Oleg Sahaydak, il portavoce, dalla prima intervista, cento giorni fa scoppiò in lacrime davanti alla telecamera, oggi appare più forte: "Ucraina continua a resistere non come hanno pensato loro, (i Russi ndr) che credevano che in due o tre giorni sarà tutto fatto, noi continuiamo a combattere".


Fra le pieghe storie dei profughi di ritorno: famiglie che si erano illuse e hanno provato a tornare in Patria, e poi scappate ancora una volta.




Oggi davanti alla chiesa c'era una donna impietrita dal dolore: il marito, un soldato, come il figlio, è prigioniero da aprile. Ad avvertirlo è stata la telefonata di un soldato russo. Da quel giorno la donna, che vive a Genova con la figlia, non ha più saputo nulla.

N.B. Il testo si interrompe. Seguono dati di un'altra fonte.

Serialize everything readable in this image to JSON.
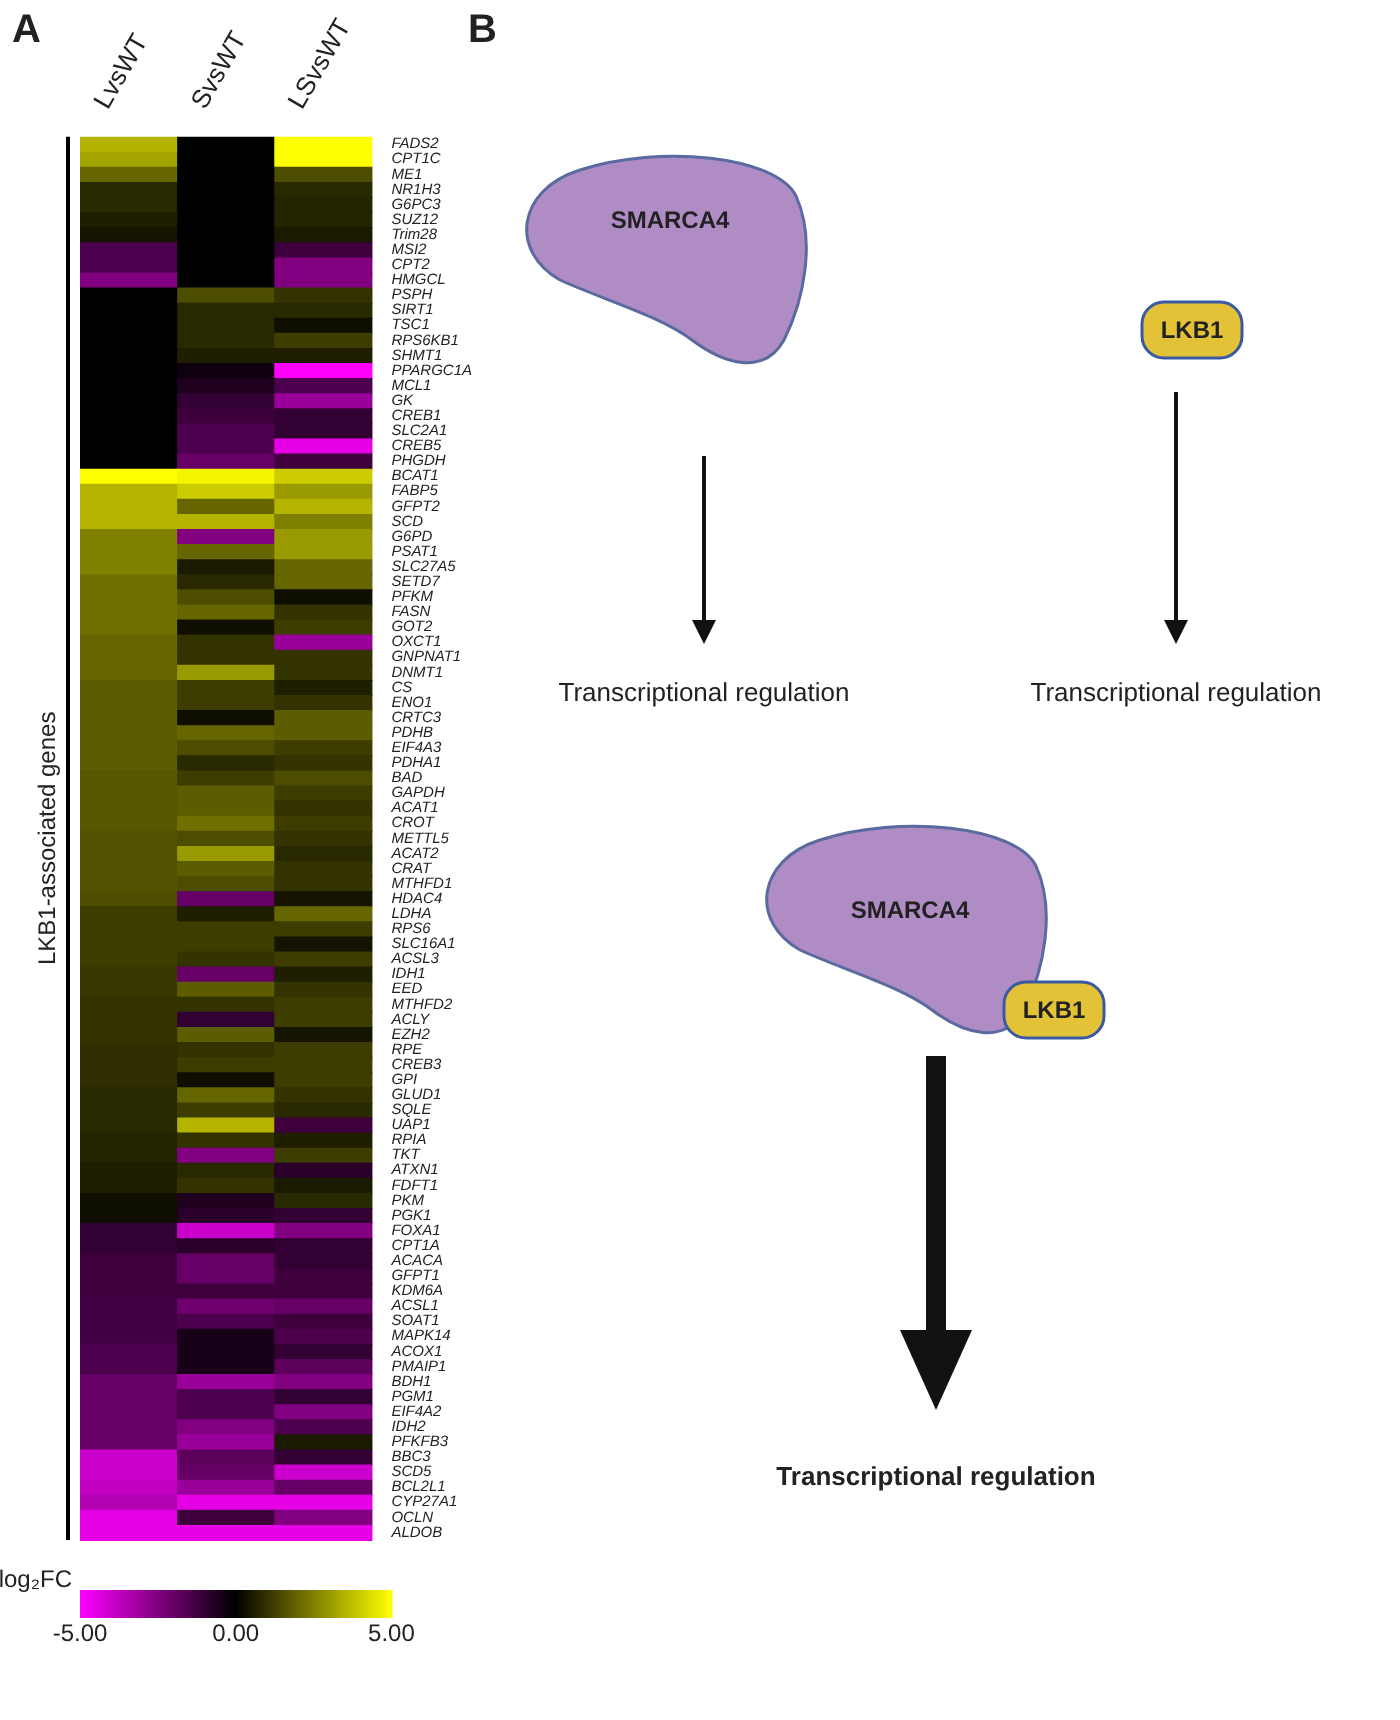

Padre Tarasenko poi ricorda i tanti lutti della comunità, come i due nipoti di una badante di Chiavari morti combattendo

Il rito più toccante nella Santo Stefano è la preghiera per le decine di soldati in guerra che hanno le famiglie a Genova.
Nomi scritti su un cartoncino custodito sull'altare, una lista da cui nei mesi scorsi sono stati depennati tre nomi, tre soldati che i loro familiari non rivedranno mai più perché morti combattendo per la libertà dell'Ucraina.